"Lord, I am sorry for all the times I carried burdens I didn’t have to, all because I neglected to bring them to You in prayer. Open my eyes and my heart, and help me see how much You love me and how much You care about every little concern of mine. Whenever I am tempted to shoulder my burdens alone, please remind me to turn to You in prayer and then surround me with Your perfect healing peace." - A repost.My uncle, who works as a Christian Commitments Specialist at World Vision International reposted the above (via FB) from his good friend, a fellow worker I suppose. My uncle is of my age and we grew up together, went to the same church, his dad was our Pastor for quite some time. His mom and dad, up to now are active workers of God.
My cousins and my young aunts and uncles mostly went to Febias Bible College. They studied (study) Theology, minor in Music, Voice, Evangelism, etc... I feel sad because I was with them planning our future eduction at the Bible school. I know my mom kind of hoped I could have gone there.
My sister, the youngest, an UPCAT passer and is currently enrolled in UST Conservatory of Music had been constantly enticed to shift courses and move to Febias instead, but her heart didn't belong there (neither in UP), although remaining a faithful servant of God, via the Music Ministry. This has been fervently prayed for.
Every single decision affecting our family has been prayed for, knowing that my mother is a prayerful woman and my father, a prayer warrior himself. The ones that failed are the decisions we made ourselves. Having read the reposted message (quoted above) tore me apart knowing that what I considered failure were fruits of my arrogance.
I know I have a standing desire to work for the Lord yet my overconfidence on my Math prowess led me towards a different direction -- "I would be rich someday if I did this right" that's what I used to say. Since my motivation wasn't based on my heart's desire, reality took a toll on me --- I left my course, even realized I wasn't that uber excellent in Math, I was average, perhaps my classmates weren't that good so I excelled.
At that time, I was fixated in taking up English so I took it (English, Letters). I thought someday, I will be writing the speech our president is reading. Moreso, I once dreamt of becoming the President --- my collection of voice tapes when I was a toddler proved so. And again, having not prayed for it led me some other way, I landed to a course that's fun yet I never liked (took it because it's the only course where my units are credited), Psychology. As I studied it (especially, Pseudo-psychology), I know if one isn't a believer, his/her faith could be swayed easily. I graduated with flying colors, had good grades in fact but I took it because I've got nothing else to take.
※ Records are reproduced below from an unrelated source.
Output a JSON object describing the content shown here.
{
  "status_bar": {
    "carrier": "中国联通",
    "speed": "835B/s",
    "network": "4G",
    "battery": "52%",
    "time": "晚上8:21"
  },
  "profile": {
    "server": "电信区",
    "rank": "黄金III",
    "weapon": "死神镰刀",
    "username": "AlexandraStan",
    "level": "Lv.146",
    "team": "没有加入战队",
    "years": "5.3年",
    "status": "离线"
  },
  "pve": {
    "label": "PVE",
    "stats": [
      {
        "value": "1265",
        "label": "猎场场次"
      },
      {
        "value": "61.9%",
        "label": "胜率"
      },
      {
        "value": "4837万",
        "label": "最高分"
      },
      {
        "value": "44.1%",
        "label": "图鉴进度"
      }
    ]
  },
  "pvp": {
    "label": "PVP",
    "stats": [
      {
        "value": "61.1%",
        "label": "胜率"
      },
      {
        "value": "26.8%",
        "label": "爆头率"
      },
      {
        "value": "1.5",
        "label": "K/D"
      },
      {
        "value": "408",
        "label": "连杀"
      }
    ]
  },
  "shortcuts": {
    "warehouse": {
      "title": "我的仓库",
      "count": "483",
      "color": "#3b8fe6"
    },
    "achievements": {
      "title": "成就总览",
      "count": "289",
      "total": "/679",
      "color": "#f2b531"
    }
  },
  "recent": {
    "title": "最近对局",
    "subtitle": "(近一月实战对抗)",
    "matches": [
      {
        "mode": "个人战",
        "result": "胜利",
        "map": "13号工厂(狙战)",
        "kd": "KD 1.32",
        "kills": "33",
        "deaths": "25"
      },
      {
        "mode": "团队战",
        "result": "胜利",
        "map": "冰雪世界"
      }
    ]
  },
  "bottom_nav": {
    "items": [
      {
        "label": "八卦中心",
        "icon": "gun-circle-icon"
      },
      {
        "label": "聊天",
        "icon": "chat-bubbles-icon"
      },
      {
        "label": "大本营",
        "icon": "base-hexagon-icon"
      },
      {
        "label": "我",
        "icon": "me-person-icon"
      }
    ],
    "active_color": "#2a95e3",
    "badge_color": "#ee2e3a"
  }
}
And I continue to wonder, what would have happened had I prayed for that? If I didn't go my own way -- if I wasn't too confident deciding alone...
Philippians 4:6-7
Do not be anxious about anything, but in everything by prayer and supplication with thanksgiving let your requests be made known to God. And the peace of God, which surpasses all understanding, will guard your hearts and your minds in Christ Jesus.